Suena raro ese aislamiento, pero así más o menos percibíamos a Asia hasta el otro día. Me imagino que dirán a los chinos: quédense el resto del mundo y no nos hagamos daño. Y como los chinos tienen una paciencia de chinos, igual lo aceptan y esperan tranquilitos. Igual que USA esperó a que Venezuela sea un fruto maduro, ellos esperaran que el aislamiento seque la fruta yanky.
 
Lo que no termino de explicarme es qué pinta Europa en ese mundo. Me imagino que será ese sitio exótico al que viajar como nosotros lo hacemos aun a la India, por ejemplo, y millones y millones de asiáticos nos visitarán de turismo y aventura y muchos descubrirán  una extraña religión con un señor colgado en la cruz.
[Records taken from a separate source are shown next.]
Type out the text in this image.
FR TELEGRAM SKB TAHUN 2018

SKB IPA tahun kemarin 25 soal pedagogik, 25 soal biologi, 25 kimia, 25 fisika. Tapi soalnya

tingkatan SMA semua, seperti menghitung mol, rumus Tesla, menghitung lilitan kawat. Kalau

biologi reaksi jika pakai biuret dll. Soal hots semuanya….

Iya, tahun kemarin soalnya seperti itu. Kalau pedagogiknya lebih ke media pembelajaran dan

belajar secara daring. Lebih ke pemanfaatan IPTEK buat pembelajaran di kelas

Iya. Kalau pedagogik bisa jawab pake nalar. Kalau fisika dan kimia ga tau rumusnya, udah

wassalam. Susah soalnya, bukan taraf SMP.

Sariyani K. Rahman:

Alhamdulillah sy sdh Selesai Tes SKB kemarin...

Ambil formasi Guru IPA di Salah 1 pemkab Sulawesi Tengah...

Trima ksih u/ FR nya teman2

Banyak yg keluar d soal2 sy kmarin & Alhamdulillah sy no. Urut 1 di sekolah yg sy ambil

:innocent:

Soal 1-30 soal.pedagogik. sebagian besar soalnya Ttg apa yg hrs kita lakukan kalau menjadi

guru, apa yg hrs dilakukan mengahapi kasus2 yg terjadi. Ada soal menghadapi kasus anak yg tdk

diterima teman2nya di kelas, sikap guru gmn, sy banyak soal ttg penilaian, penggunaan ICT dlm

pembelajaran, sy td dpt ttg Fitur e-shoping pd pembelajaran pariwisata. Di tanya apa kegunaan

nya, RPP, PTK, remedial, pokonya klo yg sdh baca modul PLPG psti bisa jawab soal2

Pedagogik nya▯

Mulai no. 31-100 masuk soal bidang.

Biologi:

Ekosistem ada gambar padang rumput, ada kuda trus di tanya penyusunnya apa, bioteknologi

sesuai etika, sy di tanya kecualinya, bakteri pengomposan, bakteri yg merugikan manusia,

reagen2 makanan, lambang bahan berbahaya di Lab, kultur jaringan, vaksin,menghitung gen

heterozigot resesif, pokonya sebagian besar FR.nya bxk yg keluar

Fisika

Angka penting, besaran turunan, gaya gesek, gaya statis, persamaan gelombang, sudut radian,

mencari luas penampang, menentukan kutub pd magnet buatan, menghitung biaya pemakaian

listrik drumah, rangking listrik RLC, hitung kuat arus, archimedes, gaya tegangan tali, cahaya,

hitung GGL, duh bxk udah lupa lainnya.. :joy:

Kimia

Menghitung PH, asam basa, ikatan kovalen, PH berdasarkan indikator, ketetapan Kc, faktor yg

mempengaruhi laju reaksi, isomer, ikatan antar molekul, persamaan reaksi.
Y esos pobres mestizos tan simpáticos, pobres, exóticos, bulliciosos, corruptos y creativos. Entrando y saliendo en esos templos.
 
Pero pienso que el gran cambio, el que marcará una nueva era más allá de lo político, será el día que a los chinos y chinas se les quite la tontería y empiecen a aparearse con l@s african@s y europe@s de forma masiva. Con l@s otr@s. Al fin y al cabo, parece que fue por allí donde distintos homínidos se fueron mezclando (alguno aún desconocido) para crear el sapiens. De todos me parece el más imposible, pero ya ves la que lié con el medio duro que tenía para los boliches y mandé para los pobres chinos.
 
Y si así fuera, en la historia del tiempo de los humanos los americanos quedarán como  una nación creada por un gran flujo de conquistadores, colonizadores, emigrantes y esclavos africanos llevados a trabajar a un recién conquistado territorio, y que, como los antiguos griegos, crearon una democracia y un magnífico ejército que se esfumó en muy pocos años, menos de 200, pocos para tan gran imperio. Y apuntar que 2000 y más años después, a la democracia le seguía costando sostenerse sin esclavos y los demócratas,  más allá del muy reciente voto, no sabían qué hacer con las mujeres.
 
Así que tenemos junto al cambio climático el cambio chinático. Casi nada. Más aun, si tenemos en cuenta que aquí nadie cambia. Un extraño sopor de estanque, de encharcarla.